運転免許証の写真は、道路交通法施行規則で「正面向き」「6か月以内に背景なしで撮影」などと定められている。大きさは縦3センチ、横2・4センチ。個人を容易に識別できることが前提で、各都道府県警が具体的な基準を設けている。

 だが、一部の警察では、顔がはっきり写っていても、写真の中心がずれていたり、背景に影があったりした場合などに使用を認めていなかった。ドライバーから「基準が厳しすぎる」「撮り直しの負担が重い」などの声が後を絶たず、警察庁が今年9月、全国の警察に運用の見直しを求めた。

 警視庁は翌10月、22項目の基準を変更。笑顔やカラーコンタクトレンズのほか、色の薄いサングラスやイヤホン着用などを認めた。プリントシールや記念写真を切り取ったものの持ち込みも認めることにした。東京都内の運転免許試験場にポスターを掲示するなどして周知を進めており、警視庁幹部は「ルールの範囲内で好きな写真を使ってほしい」と話す。

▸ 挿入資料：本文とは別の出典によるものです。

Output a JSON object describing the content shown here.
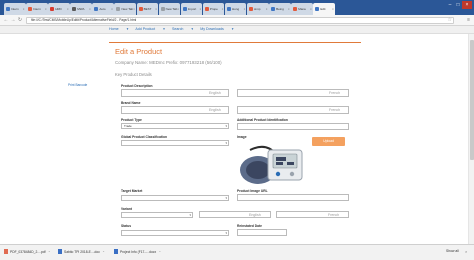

 大阪府警も9月から、笑顔やヘアバンドのほか、首元の衣服が写っておらず裸にも見える写真を容認。愛知県警は、病気などで髪が抜けた人は「かつらやウィッグ(つけ毛)でも構わない」と例示し、福岡県警も帽子着用などの条件に「宗教上の理由」を追加するなど基準を明確化した。

 運転免許証は日常的に本人確認などに使用され、他人に見せる機会も多い。今月20日、都内の免許センターを訪れた港区の大学生(22)はカラーコンタクトレンズを着けたまま写真撮影。「普段通りの自分の写真を使えて良かった」と喜んでいた。